Tristan “Trip” Hagan is an out gay male in his tiny husky shifter community. He would have ordinarily been shunned, but he’s the eldest male offspring to the Alpha of his clan. He has a bright, sensitive son, Robbie, who is the next heir to the clan Alpha as Trip is not eligible and Trip’s younger brother is unable to produce any pups. Trip had bowed to his father’s insistence to marry, despite knowing he was gay, but divorced his wife when he learned that she had a true mate within their clan. Trip may be willing to sacrifice his own happiness for clan loyalty, but he won’t ask anyone else to do so. Trip also has a true mate, Boone, his half-wolf/half-husky Enforcer guard. Unfortunately, a mating between a pureblood (Trip) and a half-breed (Boone) is forbidden under clan law. So the men are close confidantes, but never take the next step—sealing their love by making a mating bond.
The story is short but well-rounded with interesting secondary characters. Boone and his brother Hunter are both in love with men they cannot have. Being half-breeds, they are a target for scorn and abuse, despite their valiant hearts. There are also some juicy bits of humor to balance out the heartache. The spiders that were too big for the burly huskie shifters to tackle? I died.
Within the story is a threat from outside the clan. Trip’s father is negotiating an alliance with the nearby wolf pack whose Alpha, Kristoff Trevyn, is indisputably attracted to Trip. Yep. Which is all kinds of awkward, especially as Trip’s dad is a raging homophobe. I really admired Kristoff; he is kind and compassionate and drives Boone bonkers.
Robbie recognizes that Trip and Boone are meant for each other, and does try to orchestrate events to cultivate that. All of Trip’s close comrades do, in fact. When the personal scrutiny of Trip and Boone gets too intense, there are only two choices: inter-clan battle, or separation. The resolution is almost excellent. The only problem becomes the main crux of the heartache that kicks off the sequel.
Note: This story was written as a part of the M/M Romance Group’s “Love Has No Boundaries” event and is available for free through that group or All Romance eBooks.
This is the second book in the Little Bite of Love series, and it is highly recommended to read both in order as they are sequential and share characters and plot elements. Be aware this review may have spoilers for the first story.
Hunter Devin is a fierce Enforcer, a half-wolf/half-husky shifter whose once esteemed position as protector to the husky Alpha has been diminished over the past several generations. Now, he is considered little more than a glorified mutt by the pureblood leaders of his former husky clan. Living in the newly-formed Daegan clan that consists of a few powerful families, Hunter is heartsick over having left his lover, Ari Jannsen, behind.
Ari’s determined to escape his near-captivity.

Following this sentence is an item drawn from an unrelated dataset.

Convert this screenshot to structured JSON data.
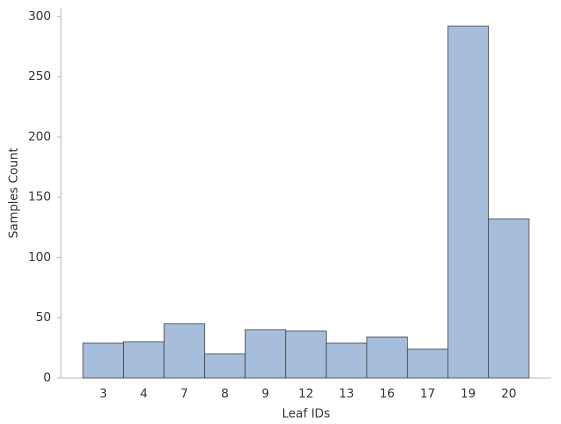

His mother, Skyrah, is determined to ally her family with the Alphas of Hagan clan and is glad to be rid of the half-breed cur who corrupted her precious Ari. Hunter knows if he even approaches Ari’s home he will be attacked, and his diminutive Ari may also be caught in the fray.
Here’s what I loved the most: this book has a tense plot. We have big secrets and double-crosses. We have crazed parents, and others finding their way past homophobia. We have caring and compassionate men and women. We have life-or-death battles that kept me flipping the pages. And, we have (a little) magic. The main heat of this book is told in flashback, with Hunter and Ari lamenting the loss of their clandestine love as distance and circumstance separates them. Because we begin with their separation, reading their lovestory is especially poignant.
Of course, there are skirmishes that nearly wipe out the Daegan clan and their pups. The action here is fast and furious. This is a world on the brink of war, with many players seeking to grasp the leadership of the Hagan clan—not least of which is Trip Hagan’s homophobic father. Trip, Boone, Kristoff, and Robbie are right in the thick of this book, which means that reading the series in order is really important.
I adored the blossoming romance between Ari and Hunter. They are so sweet with each other. As is usual for Cochet’s books, the emphasis is on characterization and relationships. All the players in the book are well-drawn and have unique contributions to the story. I was glad that we saw some resolution of the homophobia from the first book, and restoration of broken relationships. The end is sufficient to complete this story, while leaving the door open to another book (my money is on Kristoff finding love!) in this series.
A review copy of this book was provided by Dreamspinner Press.